Учебный сайт Полины Байкузиной

Прочтение последовательностей по Сэнгеру

Упражнение 1. Получение последовательности фрагмента ДНК, По результатам хроматограмм из капиллярного секвенатора по Сэнгеру и последовательности, сгенерированной программой.

Ссылки на исходные файлы: прямая цепь, обратная цепь.

Для просмотра и редактирования будем использовать программу Chromas (Lite).

Результаты:

• выравнивание прямой и комплементарной к обратной последовательности с отмеченными измененными нуклеотидами в проекте JalView;
• файл в формате fasta с "чистой" прочтенной последовательностью.

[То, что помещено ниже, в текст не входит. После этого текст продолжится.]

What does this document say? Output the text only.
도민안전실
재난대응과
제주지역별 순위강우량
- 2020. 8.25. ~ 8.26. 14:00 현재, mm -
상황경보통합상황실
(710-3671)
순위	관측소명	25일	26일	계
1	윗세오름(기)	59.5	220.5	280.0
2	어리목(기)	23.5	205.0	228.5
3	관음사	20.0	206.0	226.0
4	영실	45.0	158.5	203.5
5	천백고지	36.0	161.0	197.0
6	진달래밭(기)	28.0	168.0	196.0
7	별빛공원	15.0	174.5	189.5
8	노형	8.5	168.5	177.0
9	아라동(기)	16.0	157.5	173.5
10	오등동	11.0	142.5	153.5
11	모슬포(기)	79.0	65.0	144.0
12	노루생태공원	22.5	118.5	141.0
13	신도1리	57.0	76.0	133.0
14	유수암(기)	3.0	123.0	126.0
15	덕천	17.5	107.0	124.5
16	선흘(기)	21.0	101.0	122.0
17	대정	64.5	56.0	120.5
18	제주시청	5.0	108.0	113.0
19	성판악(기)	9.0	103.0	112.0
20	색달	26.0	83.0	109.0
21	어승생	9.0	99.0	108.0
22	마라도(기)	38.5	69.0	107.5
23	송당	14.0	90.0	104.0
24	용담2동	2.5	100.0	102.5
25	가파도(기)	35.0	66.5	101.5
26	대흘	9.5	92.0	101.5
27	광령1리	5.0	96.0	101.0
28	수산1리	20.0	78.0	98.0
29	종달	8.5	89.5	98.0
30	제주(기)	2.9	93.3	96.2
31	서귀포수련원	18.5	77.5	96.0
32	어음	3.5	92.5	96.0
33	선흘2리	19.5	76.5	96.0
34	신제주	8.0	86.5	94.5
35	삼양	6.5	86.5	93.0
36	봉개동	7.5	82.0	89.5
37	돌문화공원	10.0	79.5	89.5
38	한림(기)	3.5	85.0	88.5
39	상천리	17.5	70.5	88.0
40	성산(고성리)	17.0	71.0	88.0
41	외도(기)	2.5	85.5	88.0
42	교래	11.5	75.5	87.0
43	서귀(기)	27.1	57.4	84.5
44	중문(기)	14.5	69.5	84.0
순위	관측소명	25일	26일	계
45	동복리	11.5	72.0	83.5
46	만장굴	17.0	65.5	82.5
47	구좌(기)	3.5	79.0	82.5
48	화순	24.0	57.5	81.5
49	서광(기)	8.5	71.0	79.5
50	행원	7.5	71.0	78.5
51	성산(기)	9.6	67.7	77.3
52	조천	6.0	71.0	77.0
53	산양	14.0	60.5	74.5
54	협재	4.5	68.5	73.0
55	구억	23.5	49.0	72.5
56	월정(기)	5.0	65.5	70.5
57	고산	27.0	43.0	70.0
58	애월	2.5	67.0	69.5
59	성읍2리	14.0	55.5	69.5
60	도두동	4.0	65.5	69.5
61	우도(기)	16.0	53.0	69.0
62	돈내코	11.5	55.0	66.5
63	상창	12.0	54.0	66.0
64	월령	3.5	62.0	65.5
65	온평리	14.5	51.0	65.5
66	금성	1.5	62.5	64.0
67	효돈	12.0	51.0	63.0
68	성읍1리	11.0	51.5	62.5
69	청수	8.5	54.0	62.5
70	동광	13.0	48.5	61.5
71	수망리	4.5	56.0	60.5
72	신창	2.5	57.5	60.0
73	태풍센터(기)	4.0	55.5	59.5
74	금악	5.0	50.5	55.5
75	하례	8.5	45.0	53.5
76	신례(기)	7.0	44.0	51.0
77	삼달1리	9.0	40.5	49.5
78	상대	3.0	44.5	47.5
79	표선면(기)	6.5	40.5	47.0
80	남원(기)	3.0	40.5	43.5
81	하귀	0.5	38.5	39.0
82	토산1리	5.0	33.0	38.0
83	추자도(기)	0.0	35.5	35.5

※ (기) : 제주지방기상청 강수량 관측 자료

Порядок выполнения работы:

• открыла файл с прямой последовательностью в Chromos (Lite);
• открыла файл с обратной последовательностью в другом окне и перешла к комплементарной цепочке (опция Reverse+Complement);
• выровняла две хроматограммы с использованием поиска подслов (find);
• затем определила границы нечитаемых 5'- и 3'-участков в каждой последовательности; координаты указываются по прямой последовательности:
  • 5' нечитаемый участок на прямой цепи: 1 - 25;
  • 3' нечитаемый участок на прямой цепи: 713 -719;
  • 5' нечитаемый участок на комплементарной цепи: нуклеотиды не представлены в прямой цепи;
  • 3' нечитаемый участок на компементарной цепи: 669 - 689.
  
• удалила нечитаемые 5'- и 3'- концы при помощи опции Continuous edit.

Качество хроматограммы прямой цепи:

• сигнал в среднем превосходит шум в 8 раз;
• средняя сила сигнала и шума вдоль оси X равномерна, за конца хроматограммы (сила сигнала увеличивается);
• сила у разных очевидных сигналов отличается примерно в 3 раза. Самые высокие сигналы у A и G, сигналы Т и С ниже;
• особенности: участок с 53 по 61 нуклеотид представляет собой небольшую "кляксу", возможно, пятно краски. Аналогичный участок есть и на комплементарной цепи (с 634 по 641) (рис.2);

• в целом, хроматограмма довольно качественная.

Качество хроматограммы комплементарной цепи:

• сигнал в среднем превосходит шум в 9 раз;
• средняя сила сигнала и шума вдоль оси X равномерна, к концу сила сигнала увеличивается;
• сила у разных очевидных сигналов отличается примерно в 2,5 раза. Самые высокие сигналы у Т и С, сигналы А и G ниже;
• в целом, хроматограмма довольно качественная.

• Редактирование прямой цепи.

Проблема 1. Пятно на участке с 53 по 61 нуклеотид.

На рисунке видно что в позиции 56 пики накладываются друг на друга. Данный участок был проверен по комплементарной цепи, из которой видно, что в данном месте нуклеотид G.

Проблема 2. Шум выходит на уровень сигнала.

В позиции 231 два пика накладываются друг на друга. При проверке по комплементарной цепи видно, что это шум и в данном месте находится Т.

• Редактирование комплементарной цепи.

Проблема 3. Нераспознанный сигнал.

В обеих цепях в одинаковой позиции не распознан сигнал. Я решила оставить N.

Проблема 4. Лишний нуклеотид.

В позиции 623 на комплементарной цепи вклинился лишний нуклеотид С, на прямой цепи он отсутствует. Нуклеотид был удален.

На рис.7 приведено изображение участка с очевидными сигналами.

Затем обе последовательности были сохранены в формате fasta. Также было сделано выравнивание в Jalview (рис.8).

Упражнение 2. Пример нечитаемой хроматограммы.

Для этого упражнения был выбран файл kamp3_18SIII_F_F03_WSBS-Seq-1-08-15.ab1. На рис.9 преставлен участок хроматограммы, предположительно загрязненной другой ДНК, т.к. пики наслаиваются друг на друга. Загрязнение могло произойти, если праймер для секвенирования отжегся на два разных участка, либо при ПЦР поднялись два фрагмента из исходной ДНК. В таком случае последовательность прочесть невозможно.